The accord gives Cuba preferential financing for Venezuelan oil and payment for more than 20,000 Cuban doctors and other professionals working in Venezuela. It has helped Cuba emerge from the economic crisis that followed the demise of the Soviet Union, its former benefactor .

Bolivia, by joining the pact, will gain access to Venezuelan energy resources and financing, Cuban doctors, teachers and other professionals, and markets for products such as soy.

"ALBA has worked very well for both Cuba and Venezuela, and Bolivia's joining can only improve it by adding another dimension," Cuban economist Omar Everleny said.

LATIN AMERICA SPLIT ON FUTURE

Nicaraguan Sandinista revolutionary Daniel Ortega, who held power in the 1980s and is a leading candidate in a presidential election this November, was also in Havana, apparently as an observer.

Chavez and Castro cast ALBA as a contrast to a faltering U.S. plan for a "Free Trade Area of the Americas," which they charge is a U.S. bid to reinforce its domination of Latin America. The message has resonated in a region where free-market policies have failed to alleviate chronic poverty.

"Until this year, Castro and Chavez seemed doomed to remain a two-man club. The addition of Morales dramatically changes this equation," said Daniel Erikson, Caribbean programs director at the Inter-American Dialogue, a Washington policy group.

"By adding a country with significant gas reserves that are increasingly under government control, Bolivia's membership expands the economic potential of ALBA, which already includes Venezuela's huge oil reserves," Erikson said.

Latin America is increasingly divided on how to form an economic bloc that can compete in the global economy.
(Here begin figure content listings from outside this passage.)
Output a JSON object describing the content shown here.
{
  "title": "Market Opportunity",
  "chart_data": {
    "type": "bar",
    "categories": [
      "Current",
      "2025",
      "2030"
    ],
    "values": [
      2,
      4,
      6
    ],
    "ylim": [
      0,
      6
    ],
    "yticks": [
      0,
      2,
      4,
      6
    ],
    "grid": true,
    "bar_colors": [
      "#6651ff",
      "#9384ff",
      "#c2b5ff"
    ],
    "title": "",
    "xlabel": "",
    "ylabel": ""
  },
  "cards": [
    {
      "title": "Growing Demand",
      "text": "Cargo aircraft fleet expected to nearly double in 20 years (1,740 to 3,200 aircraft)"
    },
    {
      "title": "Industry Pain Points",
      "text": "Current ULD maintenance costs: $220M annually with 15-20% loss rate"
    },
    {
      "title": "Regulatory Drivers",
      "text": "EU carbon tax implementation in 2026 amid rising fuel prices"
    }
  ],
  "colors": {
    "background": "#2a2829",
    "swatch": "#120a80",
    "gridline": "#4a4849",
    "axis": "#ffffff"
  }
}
Venezuela and Bolivia threatened this month to the leave a five-member Andean Community of Nations because members Colombia, Peru have signed U.S.-sponsored free-trade agreements. Ecuador is considering a similar pact with Washington.

Nine Latin American countries, including Mexico and Chile, have signed free-trade agreements with Washington. Others, such as all-important Brazil and Argentina, have refused, while also keeping their distance from Venezuela's ALBA.

"It remains to be seen how far this alternative economic model will take hold in the hemisphere. Most countries are not about to adopt restricted, selective policies toward foreign investment or turn toward state direction of the economy," said Phil Peters, vice president of the Lexington Institute, a conservative U.S. think tank.